审查通用集合二元体分布及其信息属性 (An examination of the generalised pooled binomial distribution and its information properties)

This paper examines the statistical properties of a distributional form that arises from pooled testing for the prevalence of a binary outcome. Our base distribution is a two-parameter distribution using a prevalence and excess intensity parameter; the latter is included to allow for a dilution or intensification effect with larger pools. We also examine a generalised form of the distribution where pools have covariate information that affects the prevalence through a linked linear form. We study the general pooled binomial distribution in its own right and as a special case of broader forms of binomial GLMs using the complementary log-log link function. We examine the information function and show the information content of individual sample items. We demonstrate that pooling reduces information content of sample units and we give simple heuristics for choosing an "optimal" pool size for testing. We derive the form of the log-likelihood function and its derivatives and give results for maximum likelihood estimation. We also discuss diagnostic testing of the positive pool probabilities, including testing for intensification/dilution in the testing mechanism. We illustrate the use of this distribution by applying it to pooled testing data on virus prevalence in a mosquito population.

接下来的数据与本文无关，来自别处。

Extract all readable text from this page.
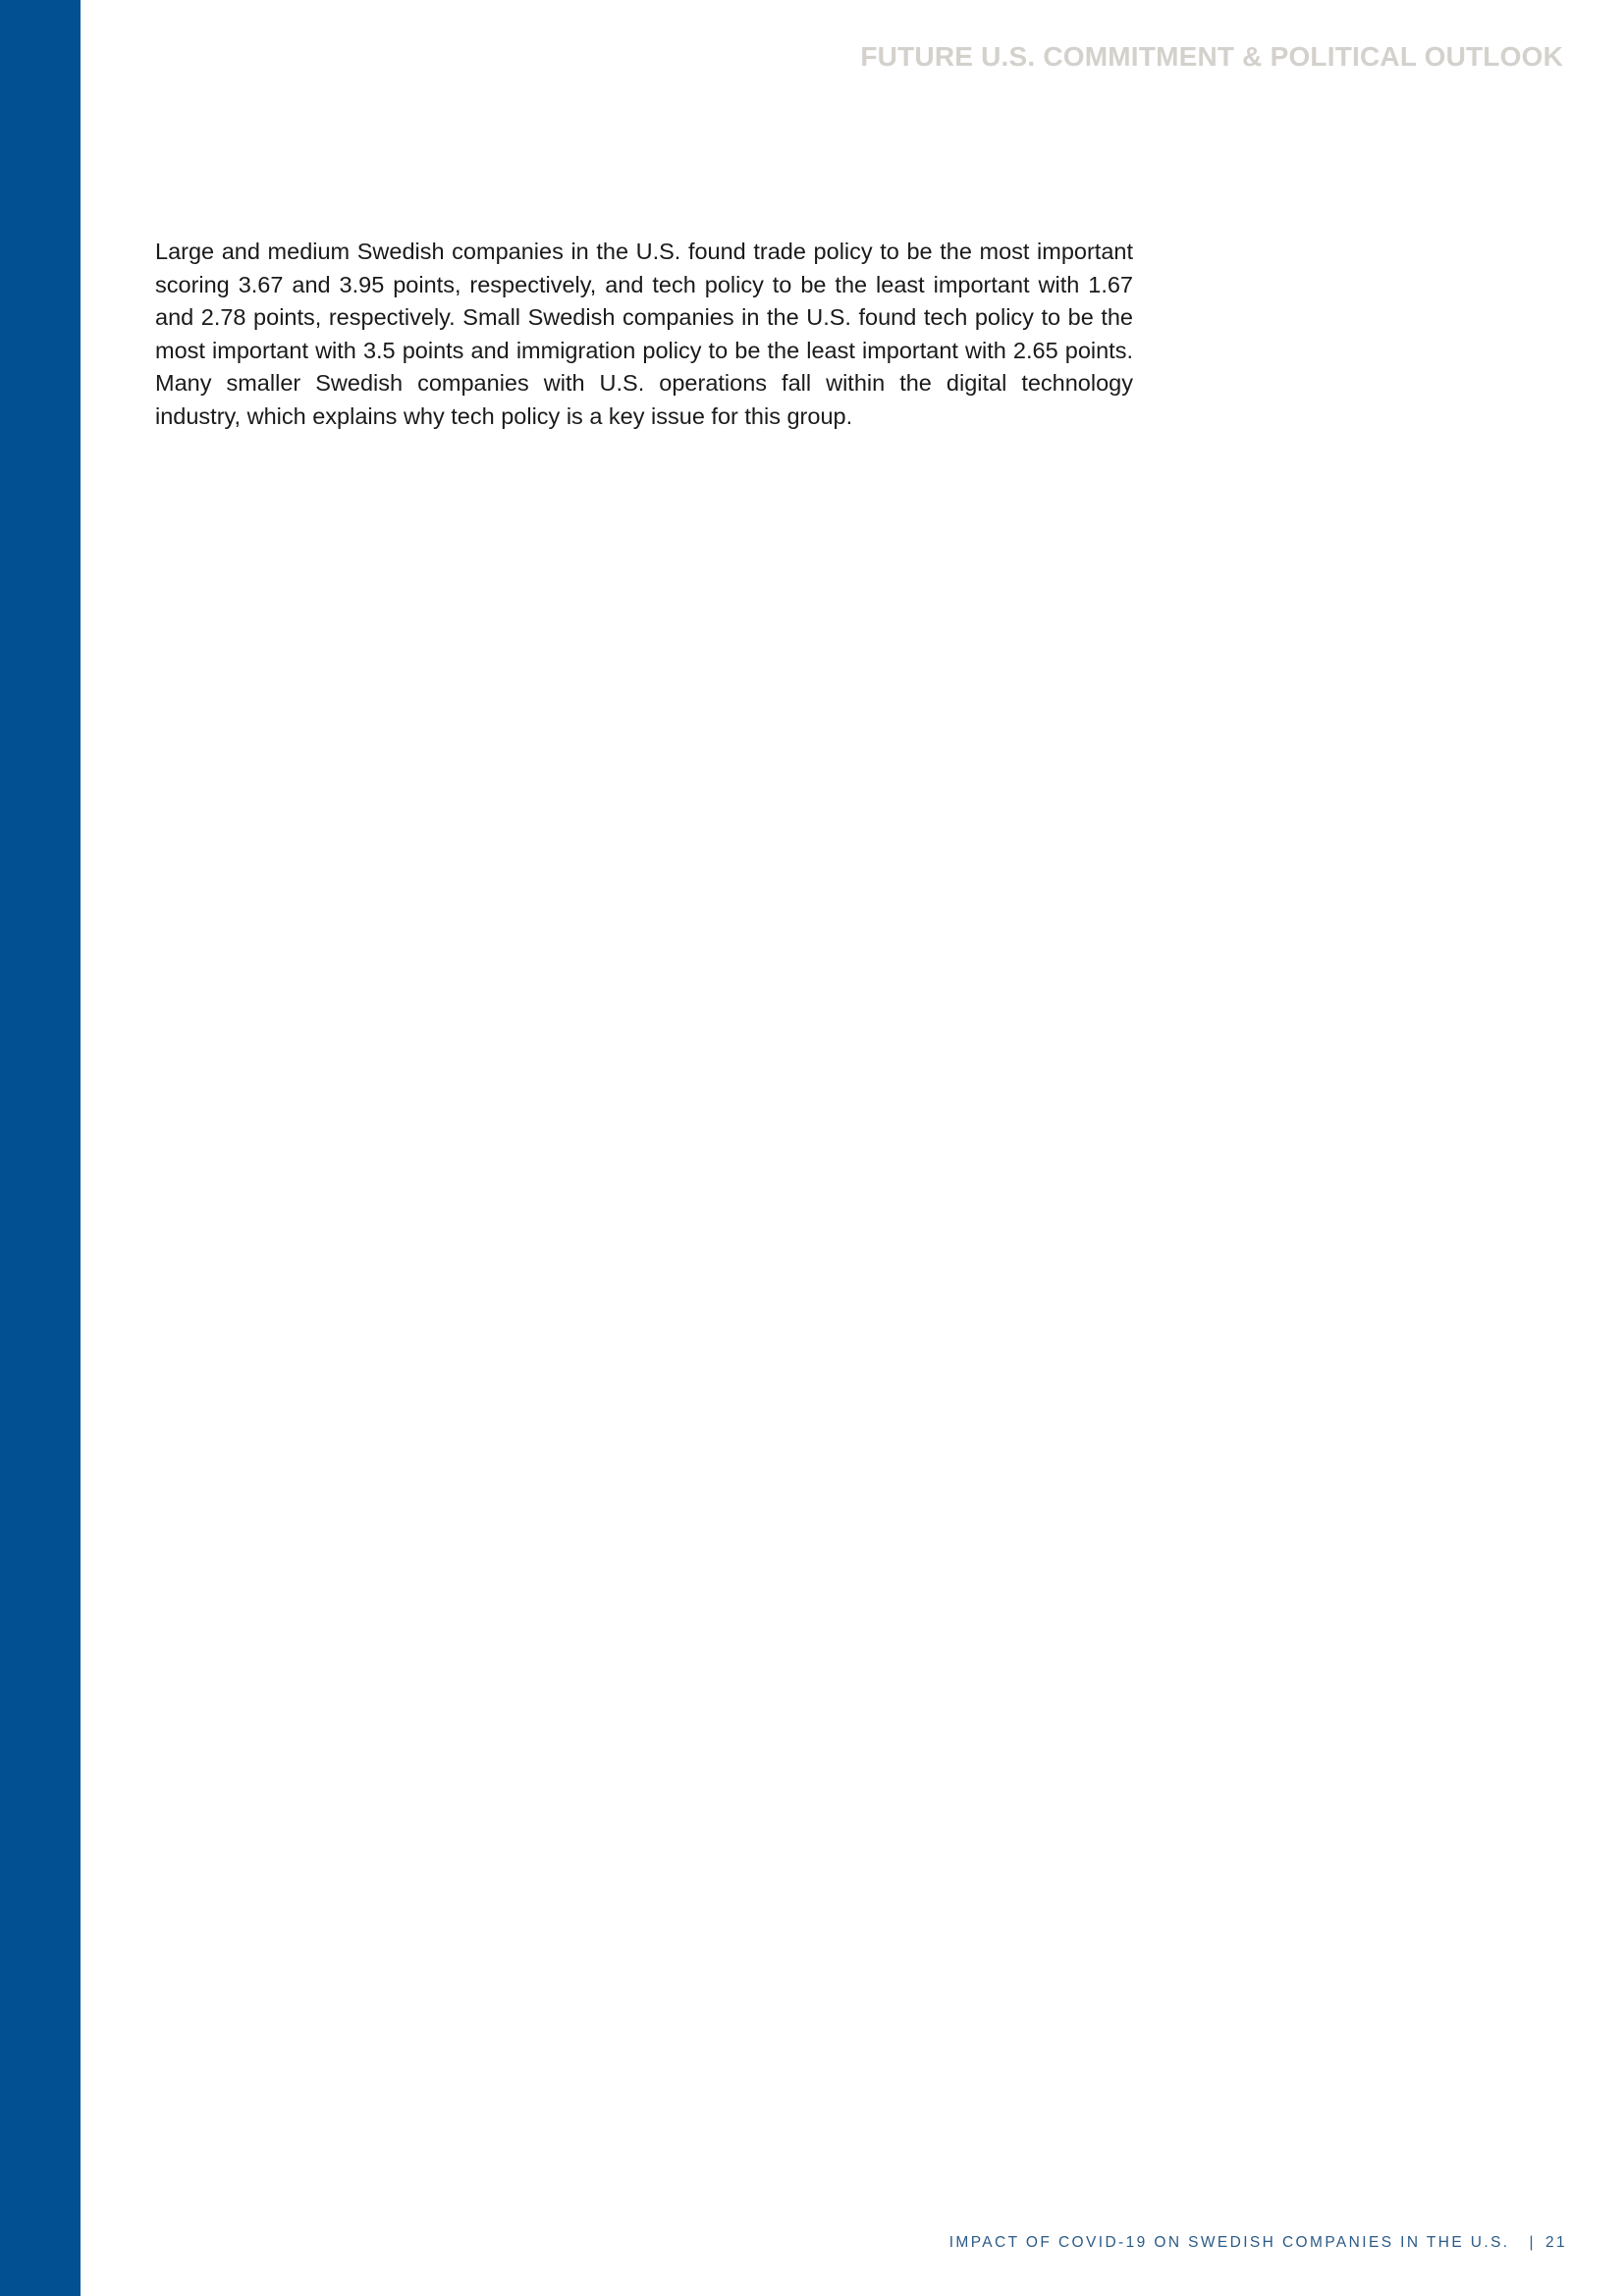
FUTURE U.S. COMMITMENT & POLITICAL OUTLOOK

Large and medium Swedish companies in the U.S. found trade policy to be the most important scoring 3.67 and 3.95 points, respectively, and tech policy to be the least important with 1.67 and 2.78 points, respectively. Small Swedish companies in the U.S. found tech policy to be the most important with 3.5 points and immigration policy to be the least important with 2.65 points. Many smaller Swedish companies with U.S. operations fall within the digital technology industry, which explains why tech policy is a key issue for this group.

IMPACT OF COVID-19 ON SWEDISH COMPANIES IN THE U.S. | 21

翻译：本文审查了二元结果流行情况集合测试产生的分布式表格的统计特性。我们的基础分布是一个使用流行性和超强参数的双参数分布;后者包括允许与大型集合体产生稀释效应或强化效应;我们还审查了集合体具有通过链接线形形式影响流行情况的共变信息的分布式的概括形式;我们研究了一般集合二元球分布本身,并将其作为使用补充日志-log链接功能的较广泛形式的二元GLMs的特殊情况。我们研究了信息功能并展示了单个样本项目的信息内容。我们证明,集聚样本单元的信息内容会减少,我们给选择“最佳”集合体的测试提供简单的超常量。我们从日志功能及其衍生物的形式中推导出结果,并尽可能进行估计。我们还讨论了对正集合体概率的诊断性测试,包括在测试机制中进行强化/稀释试验。我们通过将其应用于蚊子群集病毒流行情况的综合检测数据来说明这种分布的使用情况。